Catalogs #
Catalog 提供了元数据信息,例如数据库、表、分区、视图以及数据库或其他外部系统中存储的函数和信息。
数据处理最关键的方面之一是管理元数据。 元数据可以是临时的,例如临时表、或者通过 TableEnvironment 注册的 UDF。 元数据也可以是持久化的,例如 Hive Metastore 中的元数据。Catalog 提供了一个统一的API,用于管理元数据,并使其可以从 Table API 和 SQL 查询语句中来访问。
Catalog 类型 #
GenericInMemoryCatalog #
GenericInMemoryCatalog
是基于内存实现的 Catalog,所有元数据只在 session 的生命周期内可用。
JdbcCatalog #
JdbcCatalog
使得用户可以将 Flink 通过 JDBC 协议连接到关系数据库。Postgres Catalog 和 MySQL Catalog 是目前 JDBC Catalog 仅有的两种实现。
参考 JdbcCatalog 文档 获取关于配置 JDBC catalog 的详细信息。
HiveCatalog #
HiveCatalog
有两个用途:作为原生 Flink 元数据的持久化存储,以及作为读写现有 Hive 元数据的接口。
Flink 的 Hive 文档 提供了有关设置 HiveCatalog
以及访问现有 Hive 元数据的详细信息。
警告 Hive Metastore 以小写形式存储所有元数据对象名称。而 GenericInMemoryCatalog
区分大小写。
用户自定义 Catalog #
Catalog 是可扩展的,用户可以通过实现 Catalog
接口来开发自定义 Catalog。
想要在 SQL CLI 中使用自定义 Catalog,用户除了需要实现自定义的 Catalog 之外,还需要为这个 Catalog 实现对应的 CatalogFactory
接口。
CatalogFactory
定义了一组属性,用于 SQL CLI 启动时配置 Catalog。
这组属性集将传递给发现服务,在该服务中,服务会尝试将属性关联到 CatalogFactory
并初始化相应的 Catalog 实例。
从 Flink v1.16 开始, TableEnvironment 引入了一个用户类加载器,以在 table 程序、SQL Client、SQL Gateway 中保持一致的类加载行为。该类加载器会统一管理所有的用户 jar 包,包括通过ADD JAR
或CREATE FUNCTION .. USING JAR ..
添加的 jar 资源。 在用户自定义 catalog 中,应该将Thread.currentThread().getContextClassLoader()
替换成该用户类加载器去加载类。否则,可能会发生ClassNotFoundException
的异常。该用户类加载器可以通过CatalogFactory.Context#getClassLoader
获得。
Catalog 中支持时间旅行的接口 #
从 1.18 开始, Flink 框架开始支持时间旅行查询表的历史数据。如果要查询表的历史数据,需要这张表所属于的 catalog
实现 getTable(ObjectPath tablePath, long timestamp)
方法,如下所示:
public class MyCatalogSupportTimeTravel implements Catalog {
@Override
public CatalogBaseTable getTable(ObjectPath tablePath, long timestamp)
throws TableNotExistException {
// Build a schema corresponding to the specific time point.
Schema schema = buildSchema(timestamp);
// Set parameters to read data at the corresponding time point.
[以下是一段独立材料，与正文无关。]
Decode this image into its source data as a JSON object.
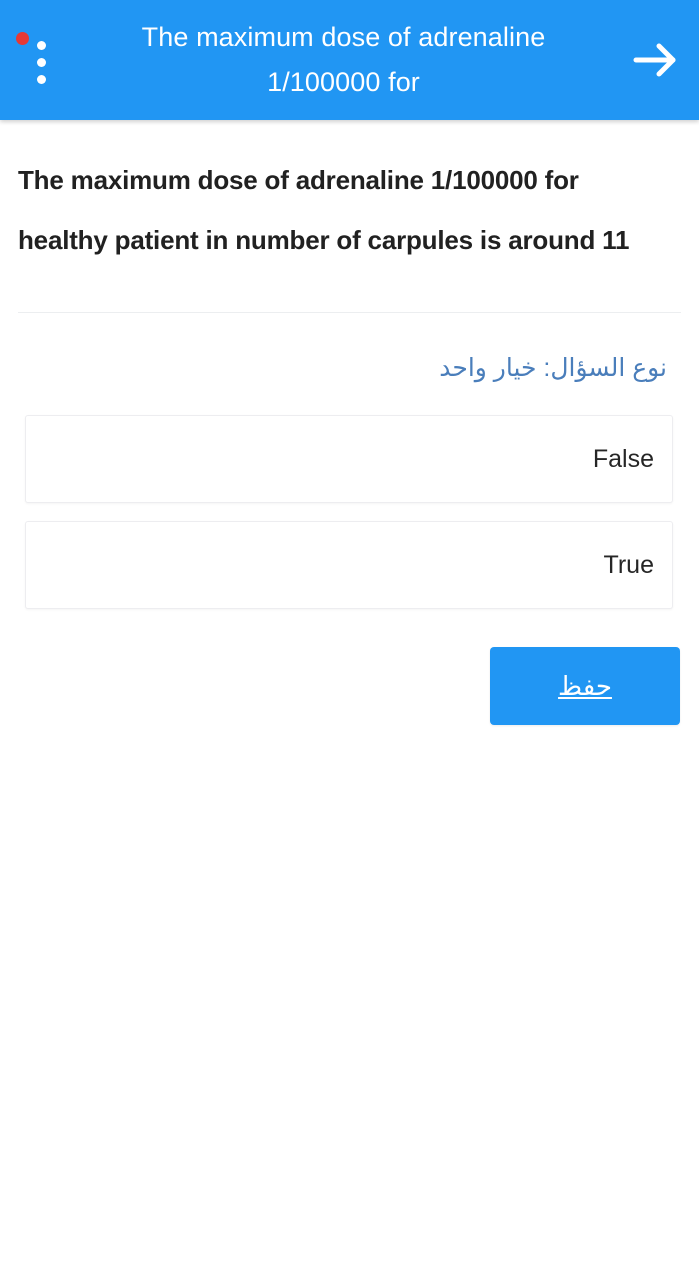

Map<String, String> options = buildOptions(timestamp);
// Build CatalogTable
CatalogTable catalogTable =
CatalogTable.of(schema, "", Collections.emptyList(), options, timestamp);
return catalogTable;
}
}
public class MyDynamicTableFactory implements DynamicTableSourceFactory {
@Override
public DynamicTableSource createDynamicTableSource(Context context) {
final ReadableConfig configuration =
Configuration.fromMap(context.getCatalogTable().getOptions());
// Get snapshot from CatalogTable
final Optional<Long> snapshot = context.getCatalogTable().getSnapshot();
// Build DynamicTableSource using snapshot options.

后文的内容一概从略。